CLEVELAND, Ohio (Ivanhoe Newswire) — Exercise, particularly outdoors, has been shown to reduce anxiety and depression, as well as improve your mood. With the current COVID pandemic, people are itching to get out of their house and move. But how about outdoor sports?
Experts recommend maintaining six feet of separation to combat the rapid spread of COVID-19. So, are you at risk if you step outside for some exercise?
Neha Vyas, MD, Cleveland Clinic, explains, “Self-isolating does not mean giving up outdoor sports.”
Things like running and hiking are ideal as long as you keep that distance. Golf is also an option, just use separate carts and wipe everything down when you’re done.
“Any sport that doesn’t require close physical contact can be continued,” Dr. Vyas continued.
What about tennis or pickleball?
Raymond Pontzer, MD, FACP, Chief of Infectious Disease, UPMC, warned, “If you have a doubles partner and you’re banging into that doubles partner, that might be a risk.”
Contact sports like volleyball, basketball, or football, which require a lot of passing, should definitely be avoided.
Dr. Vyas now says to avoid any sport that requires more than one person. Wash your hands consistently. Avoid touching your eyes, nose, or mouth. And if soap and water aren’t readily available, use a hand sanitizer that contains at least 60 percent alcohol. For the latest stats on this area or anywhere you have relatives, go to: coronadatascraper.com/#features.json.

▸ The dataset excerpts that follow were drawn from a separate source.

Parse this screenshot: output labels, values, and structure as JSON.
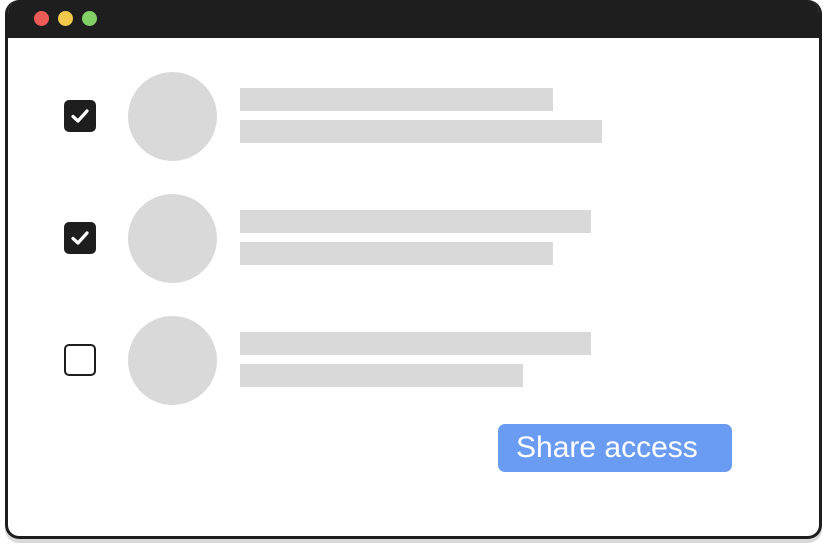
{
  "window": {
    "controls": [
      {
        "name": "close",
        "color": "#ec5b56"
      },
      {
        "name": "minimize",
        "color": "#f3c94b"
      },
      {
        "name": "maximize",
        "color": "#83d067"
      }
    ]
  },
  "users": [
    {
      "checked": true
    },
    {
      "checked": true
    },
    {
      "checked": false
    }
  ],
  "actions": {
    "share_label": "Share access",
    "share_color": "#6b9cf4"
  },
  "colors": {
    "titlebar": "#1e1e1e",
    "placeholder": "#d9d9d9"
  },
  "icons": {
    "check": "checkmark-icon"
  }
}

Contributors to this news report include: Gabriella Battistiol, Writer; and Roque Correa, Editor.
SPORTS SPREADING COVID?
BACKGROUND: Social distancing means minimizing contact with people and keeping a distance of at least six feet between you and others. This distancing helps slow down or stop the spread of a contagious disease. Examples of social distancing on a larger scale include limiting gatherings to 10 people or less, canceling events, and closing buildings. On a smaller scale, it includes practicing good hygiene habits and limiting person-to-person contact. Protective measures like social distancing are proven to “flatten the curve,” or decrease the daily number of cases of a contagious disease. Large gatherings of 10 people or more during an outbreak can result in many ill people and quickly overwhelm hospitals and clinics. By following the
recommendations from the Department of Health Services and the Centers for Disease Control and Prevention, the transmission can be stalled, and more cases prevented.

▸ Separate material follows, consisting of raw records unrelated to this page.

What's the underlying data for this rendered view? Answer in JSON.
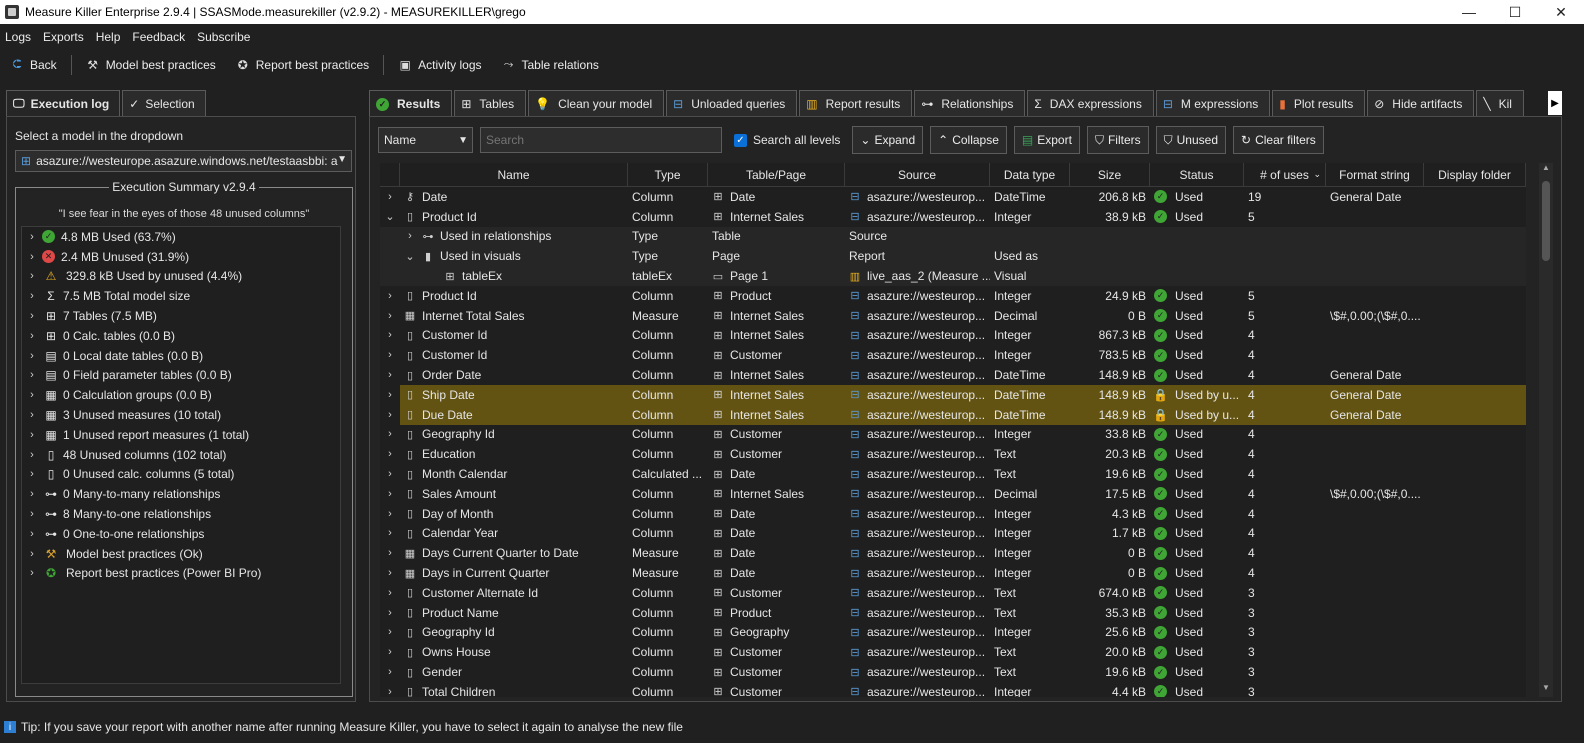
{
  "window": {
    "title": "Measure Killer Enterprise 2.9.4 | SSASMode.measurekiller (v2.9.2) - MEASUREKILLER\\grego",
    "minimize": "—",
    "maximize": "☐",
    "close": "✕"
  },
  "menu": [
    "Logs",
    "Exports",
    "Help",
    "Feedback",
    "Subscribe"
  ],
  "toolbar": {
    "back": "Back",
    "model_best_practices": "Model best practices",
    "report_best_practices": "Report best practices",
    "activity_logs": "Activity logs",
    "table_relations": "Table relations"
  },
  "left": {
    "tabs": [
      "Execution log",
      "Selection"
    ],
    "select_label": "Select a model in the dropdown",
    "model_value": "asazure://westeurope.asazure.windows.net/testaasbbi: a",
    "summary_title": "Execution Summary v2.9.4",
    "quote": "\"I see fear in the eyes of those 48 unused columns\"",
    "items": [
      {
        "icon": "check-circle",
        "label": "4.8 MB Used (63.7%)"
      },
      {
        "icon": "x-circle",
        "label": "2.4 MB Unused (31.9%)"
      },
      {
        "icon": "warning",
        "label": "329.8 kB Used by unused (4.4%)"
      },
      {
        "icon": "sigma",
        "label": "7.5 MB Total model size"
      },
      {
        "icon": "table",
        "label": "7 Tables (7.5 MB)"
      },
      {
        "icon": "calc-table",
        "label": "0 Calc. tables (0.0 B)"
      },
      {
        "icon": "date-table",
        "label": "0 Local date tables (0.0 B)"
      },
      {
        "icon": "field-param",
        "label": "0 Field parameter tables (0.0 B)"
      },
      {
        "icon": "calc-group",
        "label": "0 Calculation groups (0.0 B)"
      },
      {
        "icon": "measure",
        "label": "3 Unused measures (10 total)"
      },
      {
        "icon": "measure",
        "label": "1 Unused report measures (1 total)"
      },
      {
        "icon": "column",
        "label": "48 Unused columns (102 total)"
      },
      {
        "icon": "calc-column",
        "label": "0 Unused calc. columns (5 total)"
      },
      {
        "icon": "relationship",
        "label": "0 Many-to-many relationships"
      },
      {
        "icon": "relationship",
        "label": "8 Many-to-one relationships"
      },
      {
        "icon": "relationship",
        "label": "0 One-to-one relationships"
      },
      {
        "icon": "hammer",
        "label": "Model best practices (Ok)"
      },
      {
        "icon": "award",
        "label": "Report best practices (Power BI Pro)"
      }
    ]
  },
  "right": {
    "tabs": [
      "Results",
      "Tables",
      "Clean your model",
      "Unloaded queries",
      "Report results",
      "Relationships",
      "DAX expressions",
      "M expressions",
      "Plot results",
      "Hide artifacts",
      "Kil"
    ],
    "filter": {
      "name_dropdown": "Name",
      "search_placeholder": "Search",
      "search_all_levels": "Search all levels",
      "expand": "Expand",
      "collapse": "Collapse",
      "export": "Export",
      "filters": "Filters",
      "unused": "Unused",
      "clear_filters": "Clear filters"
    },
    "columns": [
      "Name",
      "Type",
      "Table/Page",
      "Source",
      "Data type",
      "Size",
      "Status",
      "# of uses",
      "Format string",
      "Display folder"
    ],
    "rows": [
      {
        "chev": "›",
        "indent": 0,
        "icon": "key",
        "name": "Date",
        "type": "Column",
        "table": "Date",
        "source": "asazure://westeurop...",
        "dtype": "DateTime",
        "size": "206.8 kB",
        "status": "Used",
        "uses": "19",
        "format": "General Date",
        "hl": false
      },
      {
        "chev": "⌄",
        "indent": 0,
        "icon": "column",
        "name": "Product Id",
        "type": "Column",
        "table": "Internet Sales",
        "source": "asazure://westeurop...",
        "dtype": "Integer",
        "size": "38.9 kB",
        "status": "Used",
        "uses": "5",
        "format": "",
        "hl": false
      },
      {
        "chev": "›",
        "indent": 1,
        "icon": "relationship",
        "name": "Used in relationships",
        "type": "Type",
        "table": "Table",
        "source": "Source",
        "dtype": "",
        "size": "",
        "status": "",
        "uses": "",
        "format": "",
        "hl": false,
        "child": true,
        "plain": true
      },
      {
        "chev": "⌄",
        "indent": 1,
        "icon": "visual",
        "name": "Used in visuals",
        "type": "Type",
        "table": "Page",
        "source": "Report",
        "dtype": "Used as",
        "size": "",
        "status": "",
        "uses": "",
        "format": "",
        "hl": false,
        "child": true,
        "plain": true
      },
      {
        "chev": "",
        "indent": 2,
        "icon": "table",
        "name": "tableEx",
        "type": "tableEx",
        "table": "Page 1",
        "source": "live_aas_2 (Measure ...",
        "dtype": "Visual",
        "size": "",
        "status": "",
        "uses": "",
        "format": "",
        "hl": false,
        "child": true,
        "tableIcon": "page",
        "srcIcon": "report"
      },
      {
        "chev": "›",
        "indent": 0,
        "icon": "column",
        "name": "Product Id",
        "type": "Column",
        "table": "Product",
        "source": "asazure://westeurop...",
        "dtype": "Integer",
        "size": "24.9 kB",
        "status": "Used",
        "uses": "5",
        "format": "",
        "hl": false
      },
      {
        "chev": "›",
        "indent": 0,
        "icon": "measure",
        "name": "Internet Total Sales",
        "type": "Measure",
        "table": "Internet Sales",
        "source": "asazure://westeurop...",
        "dtype": "Decimal",
        "size": "0 B",
        "status": "Used",
        "uses": "5",
        "format": "\\$#,0.00;(\\$#,0....",
        "hl": false
      },
      {
        "chev": "›",
        "indent": 0,
        "icon": "column",
        "name": "Customer Id",
        "type": "Column",
        "table": "Internet Sales",
        "source": "asazure://westeurop...",
        "dtype": "Integer",
        "size": "867.3 kB",
        "status": "Used",
        "uses": "4",
        "format": "",
        "hl": false
      },
      {
        "chev": "›",
        "indent": 0,
        "icon": "column",
        "name": "Customer Id",
        "type": "Column",
        "table": "Customer",
        "source": "asazure://westeurop...",
        "dtype": "Integer",
        "size": "783.5 kB",
        "status": "Used",
        "uses": "4",
        "format": "",
        "hl": false
      },
      {
        "chev": "›",
        "indent": 0,
        "icon": "column",
        "name": "Order Date",
        "type": "Column",
        "table": "Internet Sales",
        "source": "asazure://westeurop...",
        "dtype": "DateTime",
        "size": "148.9 kB",
        "status": "Used",
        "uses": "4",
        "format": "General Date",
        "hl": false
      },
      {
        "chev": "›",
        "indent": 0,
        "icon": "column",
        "name": "Ship Date",
        "type": "Column",
        "table": "Internet Sales",
        "source": "asazure://westeurop...",
        "dtype": "DateTime",
        "size": "148.9 kB",
        "status": "Used by u...",
        "uses": "4",
        "format": "General Date",
        "hl": true,
        "lock": true
      },
      {
        "chev": "›",
        "indent": 0,
        "icon": "column",
        "name": "Due Date",
        "type": "Column",
        "table": "Internet Sales",
        "source": "asazure://westeurop...",
        "dtype": "DateTime",
        "size": "148.9 kB",
        "status": "Used by u...",
        "uses": "4",
        "format": "General Date",
        "hl": true,
        "lock": true
      },
      {
        "chev": "›",
        "indent": 0,
        "icon": "column",
        "name": "Geography Id",
        "type": "Column",
        "table": "Customer",
        "source": "asazure://westeurop...",
        "dtype": "Integer",
        "size": "33.8 kB",
        "status": "Used",
        "uses": "4",
        "format": "",
        "hl": false
      },
      {
        "chev": "›",
        "indent": 0,
        "icon": "column",
        "name": "Education",
        "type": "Column",
        "table": "Customer",
        "source": "asazure://westeurop...",
        "dtype": "Text",
        "size": "20.3 kB",
        "status": "Used",
        "uses": "4",
        "format": "",
        "hl": false
      },
      {
        "chev": "›",
        "indent": 0,
        "icon": "calc-column",
        "name": "Month Calendar",
        "type": "Calculated ...",
        "table": "Date",
        "source": "asazure://westeurop...",
        "dtype": "Text",
        "size": "19.6 kB",
        "status": "Used",
        "uses": "4",
        "format": "",
        "hl": false
      },
      {
        "chev": "›",
        "indent": 0,
        "icon": "column",
        "name": "Sales Amount",
        "type": "Column",
        "table": "Internet Sales",
        "source": "asazure://westeurop...",
        "dtype": "Decimal",
        "size": "17.5 kB",
        "status": "Used",
        "uses": "4",
        "format": "\\$#,0.00;(\\$#,0....",
        "hl": false
      },
      {
        "chev": "›",
        "indent": 0,
        "icon": "column",
        "name": "Day of Month",
        "type": "Column",
        "table": "Date",
        "source": "asazure://westeurop...",
        "dtype": "Integer",
        "size": "4.3 kB",
        "status": "Used",
        "uses": "4",
        "format": "",
        "hl": false
      },
      {
        "chev": "›",
        "indent": 0,
        "icon": "column",
        "name": "Calendar Year",
        "type": "Column",
        "table": "Date",
        "source": "asazure://westeurop...",
        "dtype": "Integer",
        "size": "1.7 kB",
        "status": "Used",
        "uses": "4",
        "format": "",
        "hl": false
      },
      {
        "chev": "›",
        "indent": 0,
        "icon": "measure",
        "name": "Days Current Quarter to Date",
        "type": "Measure",
        "table": "Date",
        "source": "asazure://westeurop...",
        "dtype": "Integer",
        "size": "0 B",
        "status": "Used",
        "uses": "4",
        "format": "",
        "hl": false
      },
      {
        "chev": "›",
        "indent": 0,
        "icon": "measure",
        "name": "Days in Current Quarter",
        "type": "Measure",
        "table": "Date",
        "source": "asazure://westeurop...",
        "dtype": "Integer",
        "size": "0 B",
        "status": "Used",
        "uses": "4",
        "format": "",
        "hl": false
      },
      {
        "chev": "›",
        "indent": 0,
        "icon": "column",
        "name": "Customer Alternate Id",
        "type": "Column",
        "table": "Customer",
        "source": "asazure://westeurop...",
        "dtype": "Text",
        "size": "674.0 kB",
        "status": "Used",
        "uses": "3",
        "format": "",
        "hl": false
      },
      {
        "chev": "›",
        "indent": 0,
        "icon": "column",
        "name": "Product Name",
        "type": "Column",
        "table": "Product",
        "source": "asazure://westeurop...",
        "dtype": "Text",
        "size": "35.3 kB",
        "status": "Used",
        "uses": "3",
        "format": "",
        "hl": false
      },
      {
        "chev": "›",
        "indent": 0,
        "icon": "column",
        "name": "Geography Id",
        "type": "Column",
        "table": "Geography",
        "source": "asazure://westeurop...",
        "dtype": "Integer",
        "size": "25.6 kB",
        "status": "Used",
        "uses": "3",
        "format": "",
        "hl": false
      },
      {
        "chev": "›",
        "indent": 0,
        "icon": "column",
        "name": "Owns House",
        "type": "Column",
        "table": "Customer",
        "source": "asazure://westeurop...",
        "dtype": "Text",
        "size": "20.0 kB",
        "status": "Used",
        "uses": "3",
        "format": "",
        "hl": false
      },
      {
        "chev": "›",
        "indent": 0,
        "icon": "column",
        "name": "Gender",
        "type": "Column",
        "table": "Customer",
        "source": "asazure://westeurop...",
        "dtype": "Text",
        "size": "19.6 kB",
        "status": "Used",
        "uses": "3",
        "format": "",
        "hl": false
      },
      {
        "chev": "›",
        "indent": 0,
        "icon": "column",
        "name": "Total Children",
        "type": "Column",
        "table": "Customer",
        "source": "asazure://westeurop...",
        "dtype": "Integer",
        "size": "4.4 kB",
        "status": "Used",
        "uses": "3",
        "format": "",
        "hl": false
      }
    ]
  },
  "tip": {
    "icon": "info-icon",
    "text": "Tip: If you save your report with another name after running Measure Killer, you have to select it again to analyse the new file"
  },
  "colors": {
    "used_green": "#3fa535",
    "unused_red": "#e04848",
    "warning_yellow": "#e8b020",
    "highlight_row": "#635312",
    "accent_blue": "#0a6fd6"
  }
}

OUTDOORS DURING COVID-19: It is vital to know the most current information from the CDC on any changes with Covid-19, and that goes for changes to the way we spend time outside. When cases are increasing, it may not be possible to get out at all, so pay close attention to guidance in your community before heading outside. When outside, practice the physical distancing guidance, meaning staying at least six-feet away from anyone you aren’t living with. Many experts are recommending that you refrain from using public restrooms and other open facilities. Absolutely avoid crowded parks, trails and beaches. To avoid being part of creating large crowds and groups at popular outdoor areas, spread out to less popular spots, and avoid high-traffic times if possible. Stick to activities like hiking trails, remember to dispose of waste properly, minimize fire impacts, and keep a safe distance from wildlife. Just remember to be considerate of others in the outdoors by ensuring physical distancing.
COVID-19 POSSIBLE BREAKTHROUGH: Software from a University of Toronto research project is being described as a “critical breakthrough” in the search for a coronavirus vaccine. Researchers at the University of Texas at Austin and the U.S. National Institutes of Health recently announced they have created the first 3D, atomic scale map of the part of the virus that attaches to and infects human cells. These cells are known as spike proteins. Researchers relied on cryoSPARC, which is the software that resulted from Ali Punjani’s PhD research in computer science at University of Toronto and designed by Suhail Dawood, to process data of the coronavirus spike protein and obtain accurate 3D images in real time. Punjani’s startup, Structura Biotechnology, allows researchers to make the most out of a technique called cryogenic electron microscopy, or cryo-EM for short. Cryo-EM allows scientists to obtain high-resolution pictures of proteins by shooting electrons at frozen samples. The challenge is putting those pictures together to create an accurate 3D visualization, which is where cryoSPARC comes in. “The work by UT Austin and the NIH demonstrates the power of structural biology,” Punjani said. “We can actually look at a new disease that was discovered just a couple of months ago and see how it works at the molecular level. It’s very exciting.”